Alessandra Negrini abre o jogo sobre como se sente aos 50 anos

Alessandra Negrini
Alessandra Negrini soltou o verbo e falou sobre como lida com sua idade (Imagem: Paulo Damasceno / Gshow)

Prestes a completar 51 anos, Alessandra Negrini abriu o jogo sobre como se sente ao passar dos 50. Em entrevista ao podcast Novela das 9, do Gshow, a atriz revelou que sofre preconceito e desabafou:

“É uma pressão em cima das mulheres, não há dúvida. O mundo mudou, 50 anos não é mais uma idade… é o que era antigamente os 30, sei lá! Mas isso é uma coisa muito brasileira. Você vai para a Europa e os países são mais adultos. A vida adulta é legal. Eu comecei a achar que sou adulta ultimamente. Eu falei: ‘Ah, estou ficando adulta’. E é legal, sabe?”.

“Claro, tem coisas piores, você tem que passar mais tempo cuidando, pensando… Ficar mais velho requer mais inteligência. Ou você fica responsável por você mesma nas suas escolhas ou vai perder mais tempo. Você tem que pensar sobre você.
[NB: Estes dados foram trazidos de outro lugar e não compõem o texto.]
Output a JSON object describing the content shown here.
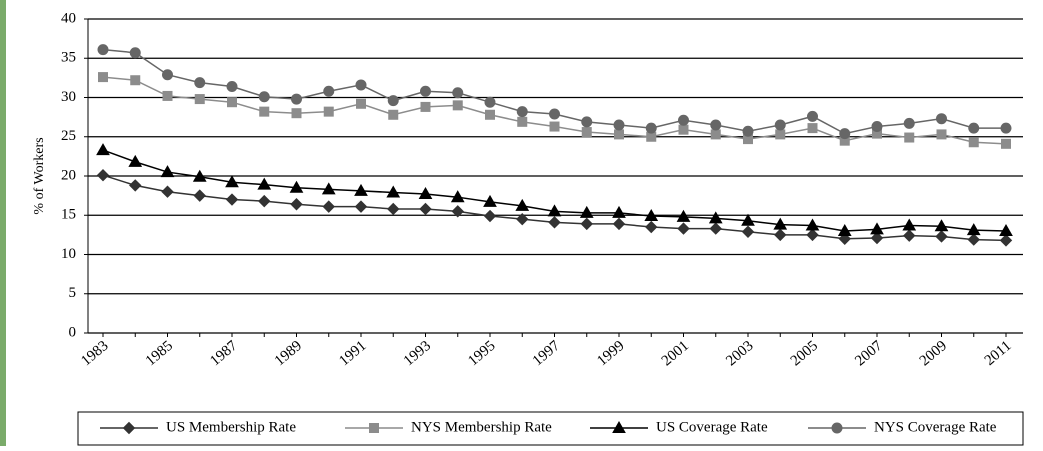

Mas tem muitas vantagens“, seguiu.

Alessandra disse que não vê problemas em postar fotos de biquíni ou fazer dancinhas que fazem sucesso nos aplicativos:

“O Brasil tem que mudar um pouco, tem que deixar de ser infantiloide. Eu lembro que fui para a Espanha e me surpreendi… Lá, você sai para dançar. Porque eu sou moleca também, né? Eu sempre fui uma pessoa de gostar da animação, de show… Vou em show de rock até hoje!”.

‘Por que eu não posso ser assim? Por que as pessoas têm que encaretar quando ficam mais velhas? É uma coisa cultural do Brasil, estúpida. Acham que só jovem é feito para aproveitar a vida. Isso é burrice, né? Mas acho que o Brasil vai começar a mudar isso“, afirmou.
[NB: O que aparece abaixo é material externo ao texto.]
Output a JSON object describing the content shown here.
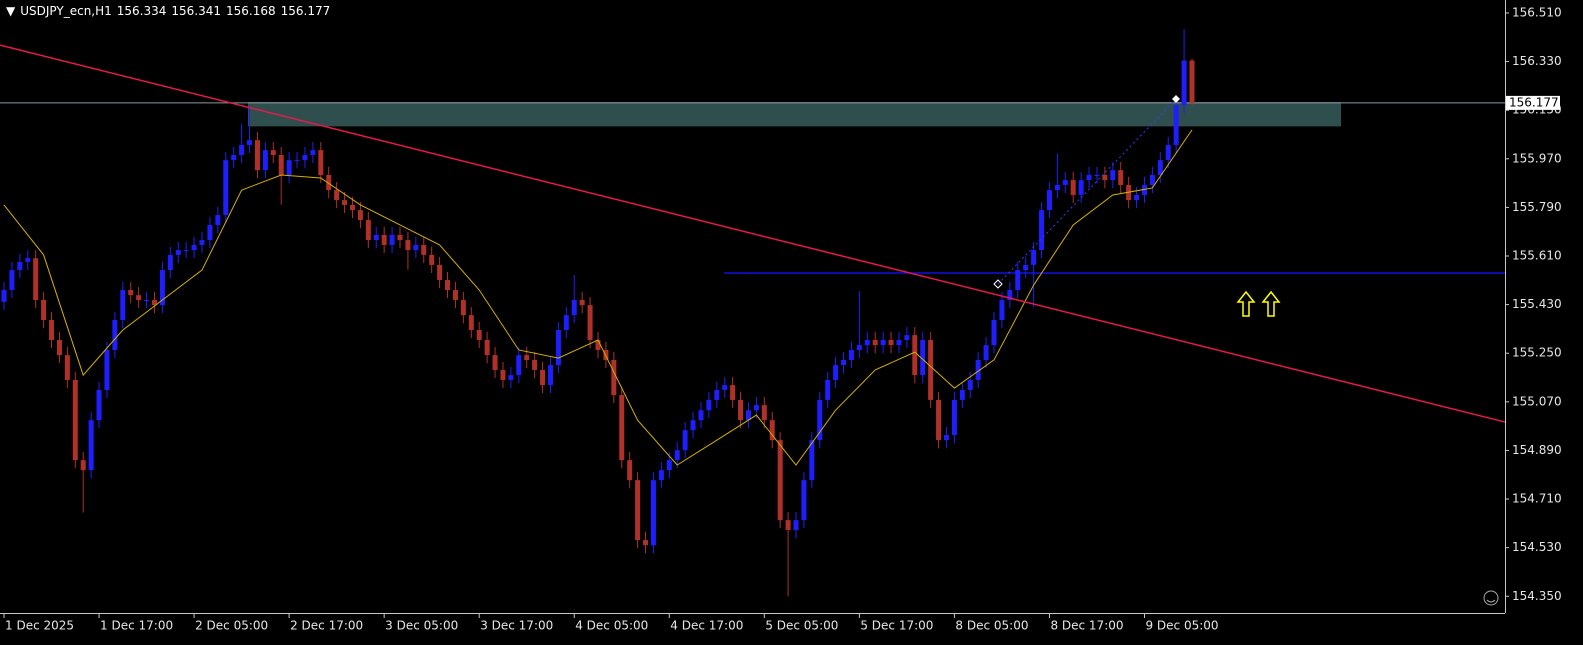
{
  "chart_data": {
    "type": "candlestick",
    "symbol": "USDJPY_ecn,H1",
    "categories": [
      "1 Dec 2025",
      null,
      null,
      null,
      null,
      null,
      null,
      null,
      null,
      null,
      null,
      null,
      "1 Dec 17:00",
      null,
      null,
      null,
      null,
      null,
      null,
      null,
      null,
      null,
      null,
      null,
      "2 Dec 05:00",
      null,
      null,
      null,
      null,
      null,
      null,
      null,
      null,
      null,
      null,
      null,
      "2 Dec 17:00",
      null,
      null,
      null,
      null,
      null,
      null,
      null,
      null,
      null,
      null,
      null,
      "3 Dec 05:00",
      null,
      null,
      null,
      null,
      null,
      null,
      null,
      null,
      null,
      null,
      null,
      "3 Dec 17:00",
      null,
      null,
      null,
      null,
      null,
      null,
      null,
      null,
      null,
      null,
      null,
      "4 Dec 05:00",
      null,
      null,
      null,
      null,
      null,
      null,
      null,
      null,
      null,
      null,
      null,
      "4 Dec 17:00",
      null,
      null,
      null,
      null,
      null,
      null,
      null,
      null,
      null,
      null,
      null,
      "5 Dec 05:00",
      null,
      null,
      null,
      null,
      null,
      null,
      null,
      null,
      null,
      null,
      null,
      "5 Dec 17:00",
      null,
      null,
      null,
      null,
      null,
      null,
      null,
      null,
      null,
      null,
      null,
      "8 Dec 05:00",
      null,
      null,
      null,
      null,
      null,
      null,
      null,
      null,
      null,
      null,
      null,
      "8 Dec 17:00",
      null,
      null,
      null,
      null,
      null,
      null,
      null,
      null,
      null,
      null,
      null,
      "9 Dec 05:00",
      null,
      null,
      null,
      null,
      null,
      null
    ],
    "open": [
      155.44,
      155.484,
      155.558,
      155.588,
      155.602,
      155.447,
      155.373,
      155.299,
      155.243,
      155.151,
      154.854,
      154.817,
      155.002,
      155.114,
      155.262,
      155.373,
      155.484,
      155.465,
      155.447,
      155.447,
      155.428,
      155.558,
      155.614,
      155.632,
      155.632,
      155.651,
      155.669,
      155.725,
      155.762,
      155.965,
      155.984,
      156.021,
      156.039,
      155.928,
      156.002,
      155.984,
      155.91,
      155.965,
      155.965,
      155.984,
      156.002,
      155.91,
      155.854,
      155.817,
      155.799,
      155.78,
      155.743,
      155.669,
      155.688,
      155.651,
      155.688,
      155.669,
      155.632,
      155.651,
      155.614,
      155.577,
      155.521,
      155.484,
      155.447,
      155.391,
      155.336,
      155.299,
      155.243,
      155.188,
      155.151,
      155.169,
      155.243,
      155.225,
      155.188,
      155.132,
      155.206,
      155.336,
      155.391,
      155.447,
      155.428,
      155.299,
      155.262,
      155.225,
      155.095,
      154.854,
      154.78,
      154.558,
      154.539,
      154.78,
      154.817,
      154.854,
      154.891,
      154.965,
      155.002,
      155.039,
      155.077,
      155.114,
      155.132,
      155.077,
      155.002,
      155.039,
      155.058,
      155.002,
      154.928,
      154.632,
      154.595,
      154.632,
      154.78,
      154.928,
      155.077,
      155.151,
      155.206,
      155.225,
      155.262,
      155.28,
      155.299,
      155.28,
      155.299,
      155.28,
      155.299,
      155.317,
      155.169,
      155.299,
      155.077,
      154.928,
      154.947,
      155.077,
      155.114,
      155.151,
      155.225,
      155.28,
      155.373,
      155.447,
      155.484,
      155.558,
      155.577,
      155.632,
      155.78,
      155.854,
      155.873,
      155.891,
      155.836,
      155.891,
      155.91,
      155.91,
      155.891,
      155.928,
      155.873,
      155.817,
      155.836,
      155.873,
      155.91,
      155.965,
      156.021,
      156.169,
      156.334
    ],
    "high": [
      155.514,
      155.588,
      155.618,
      155.632,
      155.632,
      155.477,
      155.403,
      155.329,
      155.273,
      155.181,
      154.884,
      155.032,
      155.144,
      155.292,
      155.403,
      155.514,
      155.514,
      155.495,
      155.477,
      155.477,
      155.588,
      155.644,
      155.662,
      155.662,
      155.681,
      155.699,
      155.755,
      155.792,
      155.995,
      156.014,
      156.1,
      156.16,
      156.069,
      156.032,
      156.032,
      156.014,
      155.995,
      155.995,
      156.014,
      156.032,
      156.032,
      155.94,
      155.884,
      155.847,
      155.829,
      155.81,
      155.773,
      155.718,
      155.718,
      155.718,
      155.718,
      155.699,
      155.681,
      155.681,
      155.644,
      155.607,
      155.551,
      155.514,
      155.477,
      155.421,
      155.366,
      155.329,
      155.273,
      155.218,
      155.199,
      155.273,
      155.273,
      155.255,
      155.218,
      155.236,
      155.366,
      155.421,
      155.54,
      155.477,
      155.458,
      155.329,
      155.292,
      155.255,
      155.125,
      154.884,
      154.81,
      154.588,
      154.81,
      154.847,
      154.884,
      154.921,
      154.995,
      155.032,
      155.069,
      155.107,
      155.144,
      155.162,
      155.162,
      155.107,
      155.069,
      155.088,
      155.088,
      155.032,
      154.958,
      154.662,
      154.662,
      154.81,
      154.958,
      155.107,
      155.181,
      155.236,
      155.255,
      155.292,
      155.48,
      155.329,
      155.329,
      155.329,
      155.329,
      155.329,
      155.347,
      155.347,
      155.329,
      155.329,
      155.107,
      154.977,
      155.107,
      155.144,
      155.181,
      155.255,
      155.31,
      155.403,
      155.477,
      155.514,
      155.588,
      155.607,
      155.662,
      155.81,
      155.884,
      155.99,
      155.921,
      155.921,
      155.921,
      155.94,
      155.94,
      155.94,
      155.958,
      155.958,
      155.903,
      155.866,
      155.903,
      155.94,
      155.995,
      156.051,
      156.199,
      156.45,
      156.341
    ],
    "low": [
      155.41,
      155.454,
      155.528,
      155.558,
      155.417,
      155.343,
      155.269,
      155.213,
      155.121,
      154.824,
      154.66,
      154.787,
      154.972,
      155.084,
      155.232,
      155.343,
      155.435,
      155.417,
      155.417,
      155.398,
      155.398,
      155.528,
      155.584,
      155.602,
      155.602,
      155.621,
      155.639,
      155.695,
      155.732,
      155.935,
      155.954,
      155.991,
      155.898,
      155.898,
      155.954,
      155.8,
      155.88,
      155.935,
      155.935,
      155.954,
      155.88,
      155.824,
      155.787,
      155.769,
      155.75,
      155.713,
      155.639,
      155.639,
      155.621,
      155.621,
      155.639,
      155.56,
      155.602,
      155.584,
      155.547,
      155.491,
      155.454,
      155.417,
      155.361,
      155.306,
      155.269,
      155.213,
      155.158,
      155.121,
      155.121,
      155.139,
      155.195,
      155.158,
      155.102,
      155.102,
      155.176,
      155.306,
      155.361,
      155.398,
      155.269,
      155.232,
      155.195,
      155.065,
      154.824,
      154.75,
      154.528,
      154.509,
      154.509,
      154.75,
      154.787,
      154.824,
      154.861,
      154.935,
      154.972,
      155.009,
      155.047,
      155.084,
      155.047,
      154.972,
      154.972,
      155.009,
      154.972,
      154.898,
      154.602,
      154.35,
      154.565,
      154.602,
      154.75,
      154.898,
      155.047,
      155.121,
      155.176,
      155.195,
      155.232,
      155.25,
      155.25,
      155.25,
      155.25,
      155.25,
      155.269,
      155.139,
      155.139,
      155.047,
      154.898,
      154.898,
      154.917,
      155.047,
      155.084,
      155.121,
      155.195,
      155.25,
      155.343,
      155.417,
      155.454,
      155.528,
      155.42,
      155.602,
      155.75,
      155.824,
      155.843,
      155.806,
      155.806,
      155.861,
      155.88,
      155.861,
      155.861,
      155.843,
      155.787,
      155.787,
      155.806,
      155.843,
      155.88,
      155.935,
      155.991,
      156.139,
      156.168
    ],
    "close": [
      155.484,
      155.558,
      155.588,
      155.602,
      155.447,
      155.373,
      155.299,
      155.243,
      155.151,
      154.854,
      154.817,
      155.002,
      155.114,
      155.262,
      155.373,
      155.484,
      155.465,
      155.447,
      155.447,
      155.428,
      155.558,
      155.614,
      155.632,
      155.632,
      155.651,
      155.669,
      155.725,
      155.762,
      155.965,
      155.984,
      156.021,
      156.039,
      155.928,
      156.002,
      155.984,
      155.91,
      155.965,
      155.965,
      155.984,
      156.002,
      155.91,
      155.854,
      155.817,
      155.799,
      155.78,
      155.743,
      155.669,
      155.688,
      155.651,
      155.688,
      155.669,
      155.632,
      155.651,
      155.614,
      155.577,
      155.521,
      155.484,
      155.447,
      155.391,
      155.336,
      155.299,
      155.243,
      155.188,
      155.151,
      155.169,
      155.243,
      155.225,
      155.188,
      155.132,
      155.206,
      155.336,
      155.391,
      155.447,
      155.428,
      155.299,
      155.262,
      155.225,
      155.095,
      154.854,
      154.78,
      154.558,
      154.539,
      154.78,
      154.817,
      154.854,
      154.891,
      154.965,
      155.002,
      155.039,
      155.077,
      155.114,
      155.132,
      155.077,
      155.002,
      155.039,
      155.058,
      155.002,
      154.928,
      154.632,
      154.595,
      154.632,
      154.78,
      154.928,
      155.077,
      155.151,
      155.206,
      155.225,
      155.262,
      155.28,
      155.299,
      155.28,
      155.299,
      155.28,
      155.299,
      155.317,
      155.169,
      155.299,
      155.077,
      154.928,
      154.947,
      155.077,
      155.114,
      155.151,
      155.225,
      155.28,
      155.373,
      155.447,
      155.484,
      155.558,
      155.577,
      155.632,
      155.78,
      155.854,
      155.873,
      155.891,
      155.836,
      155.891,
      155.91,
      155.91,
      155.891,
      155.928,
      155.873,
      155.817,
      155.836,
      155.873,
      155.91,
      155.965,
      156.021,
      156.169,
      156.334,
      156.177
    ],
    "bull_color": "#1e1eff",
    "bear_color": "#b0302a",
    "ma": {
      "color": "#d4b000",
      "bar_index": [
        0,
        5,
        10,
        15,
        20,
        25,
        30,
        35,
        40,
        45,
        50,
        55,
        60,
        65,
        70,
        75,
        80,
        85,
        90,
        95,
        100,
        105,
        110,
        115,
        120,
        125,
        130,
        135,
        140,
        145,
        150
      ],
      "values": [
        155.799,
        155.614,
        155.169,
        155.336,
        155.447,
        155.558,
        155.854,
        155.91,
        155.899,
        155.799,
        155.725,
        155.651,
        155.484,
        155.262,
        155.232,
        155.299,
        155.002,
        154.836,
        154.928,
        155.021,
        154.836,
        155.039,
        155.188,
        155.254,
        155.121,
        155.225,
        155.502,
        155.725,
        155.836,
        155.862,
        156.077
      ]
    },
    "trendline": {
      "color": "#e8194a",
      "start": 156.391,
      "end": 154.995
    },
    "zone": {
      "color": "#2f4f4f",
      "top": 156.18,
      "bottom": 156.09
    },
    "level": {
      "color": "#1010e0",
      "value": 155.547
    },
    "ylim": [
      154.288,
      156.558
    ],
    "yticks": [
      {
        "value": 156.51,
        "label": "156.510"
      },
      {
        "value": 156.33,
        "label": "156.330"
      },
      {
        "value": 156.15,
        "label": "156.150"
      },
      {
        "value": 155.97,
        "label": "155.970"
      },
      {
        "value": 155.79,
        "label": "155.790"
      },
      {
        "value": 155.61,
        "label": "155.610"
      },
      {
        "value": 155.43,
        "label": "155.430"
      },
      {
        "value": 155.25,
        "label": "155.250"
      },
      {
        "value": 155.07,
        "label": "155.070"
      },
      {
        "value": 154.89,
        "label": "154.890"
      },
      {
        "value": 154.71,
        "label": "154.710"
      },
      {
        "value": 154.53,
        "label": "154.530"
      },
      {
        "value": 154.35,
        "label": "154.350"
      }
    ]
  }
}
No bate-papo, Negrini ainda comentou sobre as polêmicas que se envolveu em 2020. A atriz foi alvo da “cultura do cancelamento” ao sair em bloco de carnaval vestido de índio para protestar a favor dos direitos dos povos indígenas.
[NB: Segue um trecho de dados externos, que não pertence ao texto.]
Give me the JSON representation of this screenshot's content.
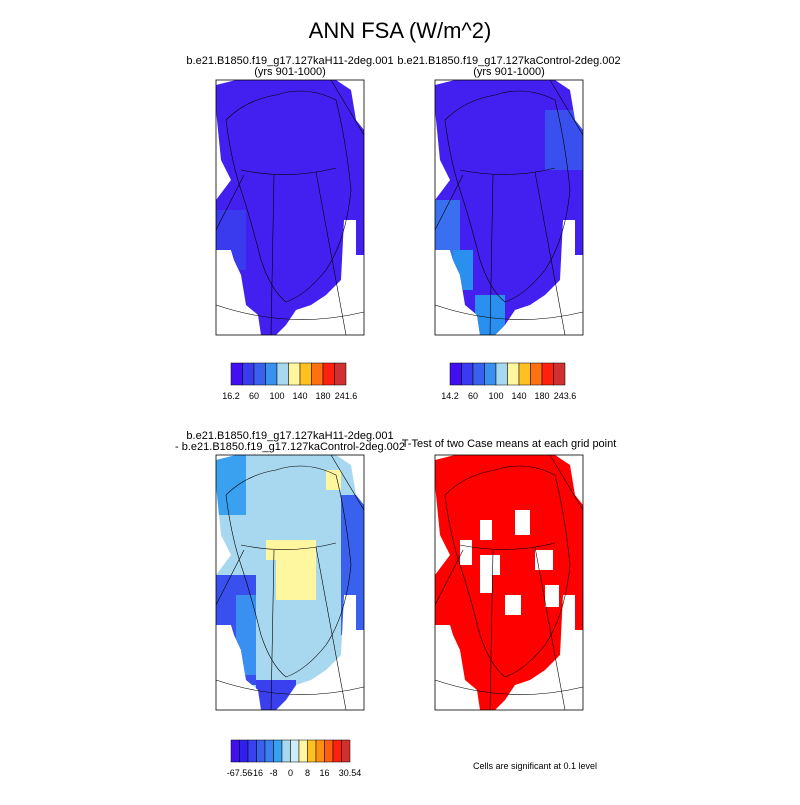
{
  "title": "ANN FSA (W/m^2)",
  "panels": [
    {
      "title": [
        "b.e21.B1850.f19_g17.127kaH11-2deg.001",
        "(yrs 901-1000)"
      ],
      "colorbar": [
        "16.2",
        "60",
        "100",
        "140",
        "180",
        "241.6"
      ]
    },
    {
      "title": [
        "b.e21.B1850.f19_g17.127kaControl-2deg.002",
        "(yrs 901-1000)"
      ],
      "colorbar": [
        "14.2",
        "60",
        "100",
        "140",
        "180",
        "243.6"
      ]
    },
    {
      "title": [
        "b.e21.B1850.f19_g17.127kaH11-2deg.001",
        "- b.e21.B1850.f19_g17.127kaControl-2deg.002"
      ],
      "colorbar": [
        "-67.56",
        "-16",
        "-8",
        "0",
        "8",
        "16",
        "30.54"
      ]
    },
    {
      "title": [
        "T-Test of two Case means at each grid point"
      ]
    }
  ],
  "note": "Cells are significant at 0.1 level"
}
Na época, porém, a artista foi acusada nas redes sociais de cometer apropriação cultural. Rapidamente, ela explicou que se tratava de um manifesto, e lideranças indígenas que estavam com ela no bloco se posicionaram a favor da artista.

Em pouco tempo, a famosa foi cancelada e descancelada nas redes. “Não sou a favor. Como diria Nelson Rodrigues, toda unanimidade é burra. Essas coisas precipitadas da internet levam a equívocos”, contou, completando:

“O cancelamento surgiu como uma ferramenta importante de balizar as pessoas e falar: ‘Não, você não pode fazer isso, isso é horrível’. Ele tem seu valor nesse sentido. Mas virou algo impositivo, virou um instrumento de violência. Então tem que ter sempre o diálogo dentro da própria narrativa”.

Você tem uma narrativa, mas tem que pensar os prós e os contras dentro da própria narrativa. Ou seja, você tem que parar para pensar. O que tem acontecido no cancelamento é que ninguém para para pensar. Eu acho meio fascista o processo do cancelamento, na verdade”, finalizou.